瀬尾まいこ

「強運の持ち主」

著者:瀬尾まいこ
発行:文藝春秋
初版発行:2009年5月8日


職場の人間関係をきっかけに、営業の仕事を辞めて占いの職に就いた主人公・ルイーズ吉田。本名は吉田幸子。

元々は占い師にも占いにも興味のなかった彼女が、持ち前のさっぱりした気質と直感、そして営業職にも通じるコミュニケーション能力を駆使して、訪れる客や周囲の人の運命に関わっていく話。登場する他のキャラクターたちも個性的。

といってもそこまでドラマティックすぎたりドロドロした展開はなく、ちょっと変わった題材なのにのんびりほのぼのした気持ちで読める一冊。
四本の短編はどれも長すぎず短すぎないちょうど良い塩梅で、一日一本ずつ読むのが寝る前の楽しみになるくらいだった。笑

主人公は序盤こそ「数字が苦手でよく計算を間違える」「表を探し当てて読み取るのがわずらわしい」といった、正直「大丈夫かこの人」感の漂う人物だったが、話の中で垣間見える責任感や面倒見の良さには好感が持てて嫌いになれない

占いはきっかけにすぎず、前を向く人の背を押すためのもの、というスタンスがとても心地良いと思った。

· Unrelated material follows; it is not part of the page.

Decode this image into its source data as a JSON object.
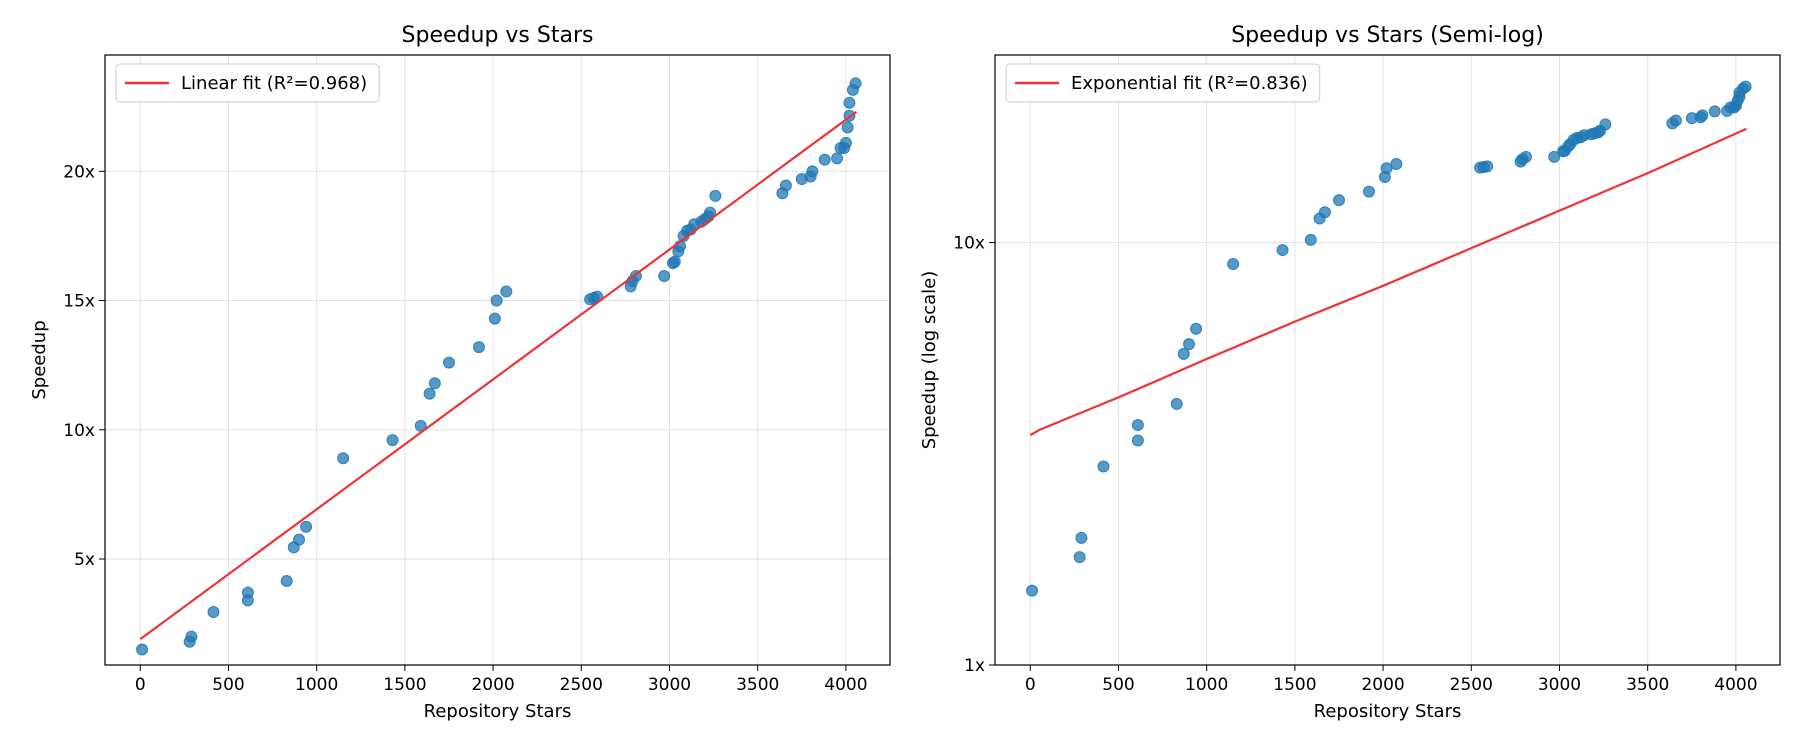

今までに起きた出来事も、これから起きる出来事も、月並みな言葉だけどすべては自分の捉え方次第なんだなと改めて実感する読後感。
物語全体が押しつけがましくなく優しい調子なので、登場人物の一挙手一投足を素直に見守っていたくなる。

以下ネタバレ

「ニベア」
なんとなく途中で真相がわかったけど、お父さんの(ちょっとズレた)愛情が微笑ましくて好き。そんなお父さんの子どもだからか、少年も優しい子に育っているようでほっこり。
探偵みたいに見張ったりするシーンが一番わくわくした。

「ファミリーセンター」
前回のようには推理することが出来ず、しかしその真相を知ったときは「先に言えや!」って思った。義理の父親と好きな人じゃ、距離の縮め方も違うだろ。笑 まあ、そういう部分が思春期の難しさなのかなーと思いつつ、本当のことがわかってからは純粋に女子高生と父親の仲を応援する気持ちで読めた。
「悩みなんて、人に話せた時点で半分は解決だから」という言葉は確かにそうだなーと納得。ガチで相談したいことってなかなか他人には言えないものだと思うし、そういう意味でもやっぱり占いは人の背中を押すのがメインの職業なのかもしれない。

「おしまい予言」
癖の強い青年アシスタントが中心。個人的には超能力とかあんまり信じてないから、武田君の方がよっぽど凄い能力じゃんと思いながら読んでいった。

おしまいは悪いことばかりではない、いつか終わりがくるとわかっているからこそ力を尽くせることもある。そういったメッセージは自分にも当てはまって、たぶんこの本の中でいちばん響いた言葉だと思う。しんどいことも「今だけ」と思えれば、もう少し頑張るかっていう気になれるし。
実際はあとどれくらい頑張れば報われるかなんてわからないから大変なんだけども。

「強運の持ち主」
表題作。最後はちょっと煮え切らない締めくくりだったけど、日常や人生を進めていく中で本当に大事なのは運だけじゃなくて、自分の直感や意思の力、周囲の人たちとの関わり、自分にとって大切なもの(ルイーズにとっては占いもそのひとつ)たちの力を少しずつ頼りにしていくことなのかなぁと。
「おしまい」の内容が何なのかは気になるところだけど、あえてぼかしておくことで穏やかな波紋みたいな余韻の残る締めになっていると思う。登場人物たちのその後について、あれこれ考えてみるのも面白い。

感想を書いてて思ったけど、強運の持ち主っていうのは通彦のことだけじゃなくて、前向きな思考回路と良い意味で楽観的な性格で前に進むことのできるルイーズ自身のことも指しているのかもしれない。
物事も捉え方ひとつで違う風に受け止めることができるなら、できるだけ良い方に考える癖をつけられたらいいなと思う。


自分も以前、石切さん(石切剣箭神社)に行ったとき参道で手相を見てもらったけど、値段とか時間はあんまり覚えてないことに気付いた。まああれは旅行の記念なのもあったけど。
教師とか占い師に向いてるって言われて「ほう……」となった思い出(教師に興味はないけど、占い師はちょっとやってみたい)。